Policymakers support individual actions in certain contexts, not only by economic incentives, such as carbon pricing, but also by interventions that understand complex decision-making processes, habits, and routines. Examples of such interventions include, but are not limited to, choice architectures and nudges that set green options as default, shift away from cheap petrol or gasoline, increasing taxes on carbon-intensive products, or substantially tightening regulations and standards to support shifts in social norms, and thus can be effective beyond the direct economic incentive.
Humaninduced global warming, together with other global trends and events, such as digitalisation and automation, and the COVID-19 pandemic, induce changes in labour markets, and bring large uncertainty and ambiguity. History and psychology reveal that societies can thrive in these circumstances if they openly embrace uncertainty on the future and try out ways to improve life. Tolerating ambiguity can be learned, for example by interacting with history, poetry and the arts. Sometimes religion and philosophy also help.

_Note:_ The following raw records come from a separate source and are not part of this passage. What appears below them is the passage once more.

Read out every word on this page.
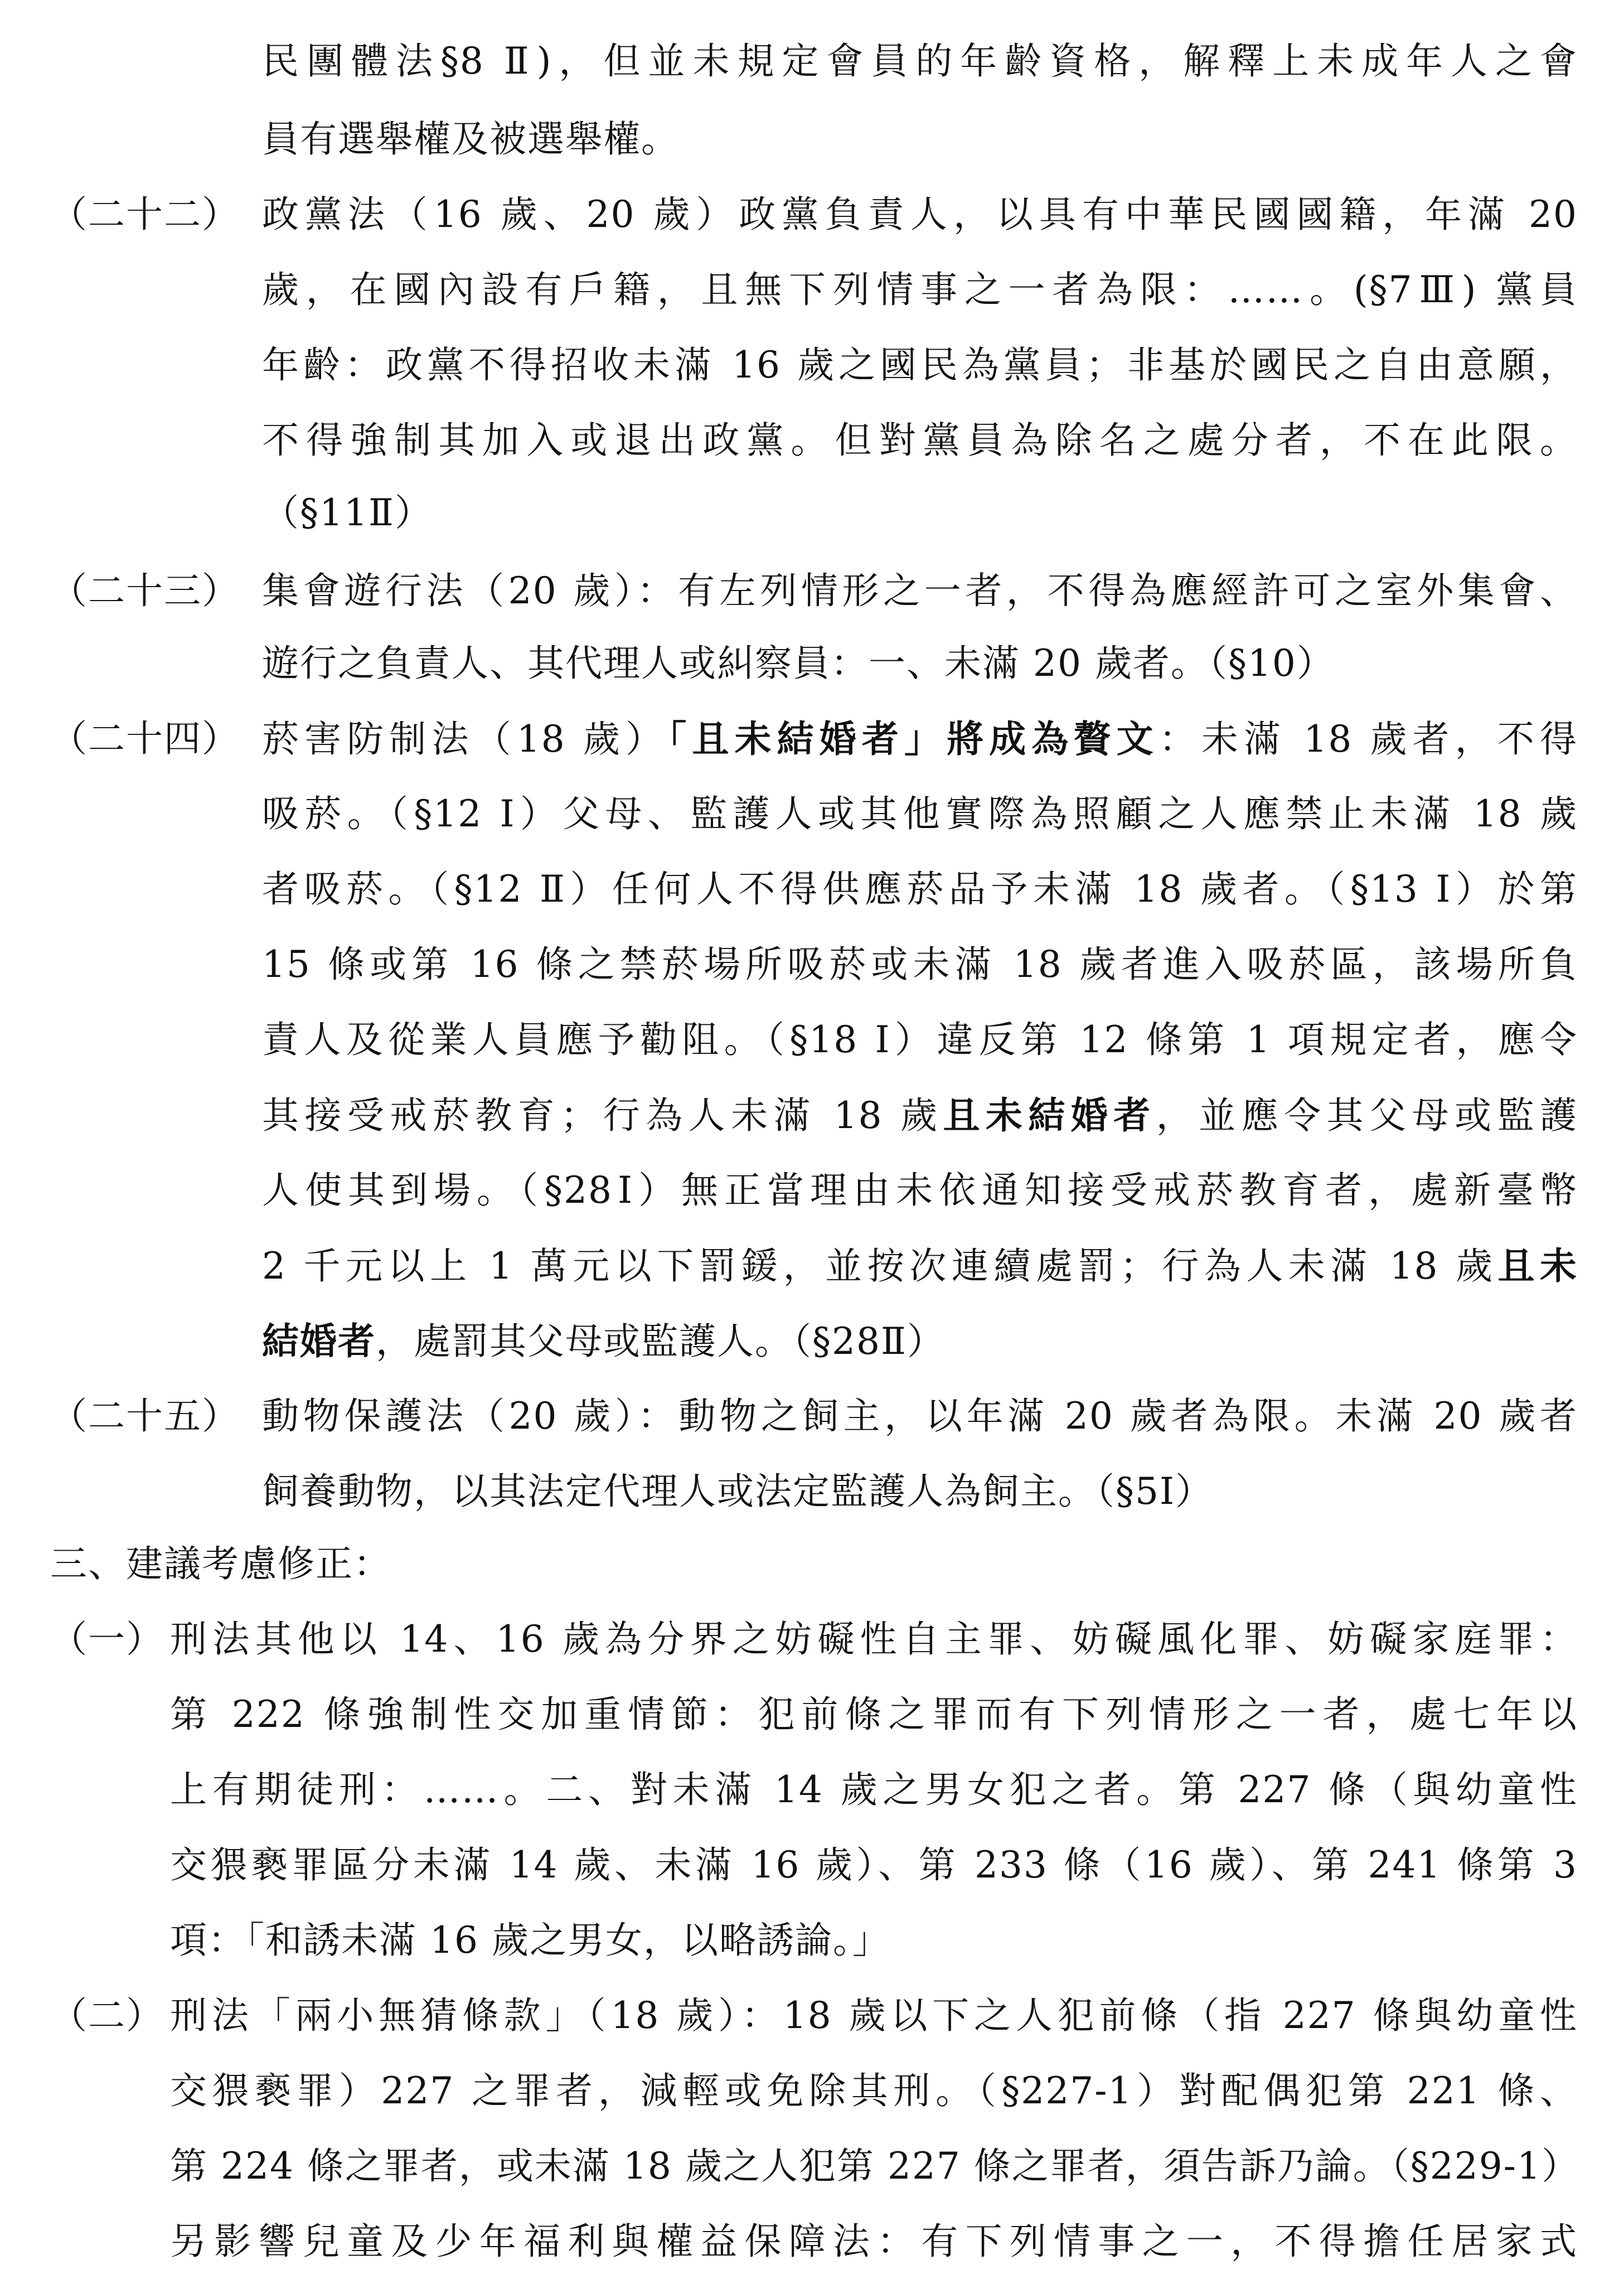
民團體法§8 Ⅱ)，但並未規定會員的年齡資格，解釋上未成年人之會
員有選舉權及被選舉權。
（二十二） 政黨法（16 歲、20 歲）政黨負責人，以具有中華民國國籍，年滿 20
歲，在國內設有戶籍，且無下列情事之一者為限：……。(§7Ⅲ) 黨員
年齡：政黨不得招收未滿 16 歲之國民為黨員；非基於國民之自由意願，
不得強制其加入或退出政黨。但對黨員為除名之處分者，不在此限。
（§11Ⅱ）
（二十三） 集會遊行法（20 歲）：有左列情形之一者，不得為應經許可之室外集會、
遊行之負責人、其代理人或糾察員：一、未滿 20 歲者。（§10）
（二十四） 菸害防制法（18 歲）「且未結婚者」將成為贅文：未滿 18 歲者，不得
吸菸。（§12 Ⅰ）父母、監護人或其他實際為照顧之人應禁止未滿 18 歲
者吸菸。（§12 Ⅱ）任何人不得供應菸品予未滿 18 歲者。（§13 Ⅰ）於第
15 條或第 16 條之禁菸場所吸菸或未滿 18 歲者進入吸菸區，該場所負
責人及從業人員應予勸阻。（§18 Ⅰ）違反第 12 條第 1 項規定者，應令
其接受戒菸教育；行為人未滿 18 歲且未結婚者，並應令其父母或監護
人使其到場。（§28Ⅰ）無正當理由未依通知接受戒菸教育者，處新臺幣
2 千元以上 1 萬元以下罰鍰，並按次連續處罰；行為人未滿 18 歲且未
結婚者，處罰其父母或監護人。（§28Ⅱ）
（二十五） 動物保護法（20 歲）：動物之飼主，以年滿 20 歲者為限。未滿 20 歲者
飼養動物，以其法定代理人或法定監護人為飼主。（§5Ⅰ）
三、建議考慮修正：
（一） 刑法其他以 14、16 歲為分界之妨礙性自主罪、妨礙風化罪、妨礙家庭罪：
第 222 條強制性交加重情節：犯前條之罪而有下列情形之一者，處七年以
上有期徒刑：……。二、對未滿 14 歲之男女犯之者。第 227 條（與幼童性
交猥褻罪區分未滿 14 歲、未滿 16 歲）、第 233 條（16 歲）、第 241 條第 3
項：「和誘未滿 16 歲之男女，以略誘論。」
（二） 刑法「兩小無猜條款」（18 歲）：18 歲以下之人犯前條（指 227 條與幼童性
交猥褻罪）227 之罪者，減輕或免除其刑。（§227-1）對配偶犯第 221 條、
第 224 條之罪者，或未滿 18 歲之人犯第 227 條之罪者，須告訴乃論。（§229-1）
另影響兒童及少年福利與權益保障法：有下列情事之一，不得擔任居家式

As a key enabler, novel narratives created in a variety of ways, such as by advertising, images and the entertainment industry, help to break away from the established meanings, values and discourses and the status quo. For example, discourses that frame comfortable public transport services to avoid stress from driving cars on busy, congested roads help avoid car driving as a status symbol and create a new social norm to shift to public transport. Discourses that portray plant-based protein as healthy and natural promote and stabilise particular diets. Novel narratives and inclusive processes help strategies to overcome multiple barriers. Case studies demonstrate that citizens support transformative changes if participatory processes enable a design that meets local interests and culture. Promising narratives specify that even as speed and capabilities differ, humanity embarks on a joint journey towards well-being for all and a healthy planet.
There is a growing realisation that mere monetary value of income growth is insufficient to measure national welfare and individual well-being. Hence, any action towards climate change mitigation is best evaluated against a set of indicators that represent a broader variety of needs to define individual well-being, macroeconomic stability, and planetary health. Many solutions that reduce primary material and fossil energy demand, and thus reduce GHG emissions, provide better services to help achieve well-being for all.
Economic growth measured by total or individual income growth is a main driver of GHG emissions. Only a few countries with low economic growth rates have reduced both territorial and consumption-based GHG emissions, typically by switching from fossil fuels to renewable energy and by reduction in energy use and switching to low/zero carbon fuels, but until now at insufficient rates and levels for stabilising global warming at 1.5°C. High deployment of low/zero carbon fuels and associated rapid reduction in demand for and use of coal, gas, and oil can further reduce the interdependence between economic growth and GHG emissions.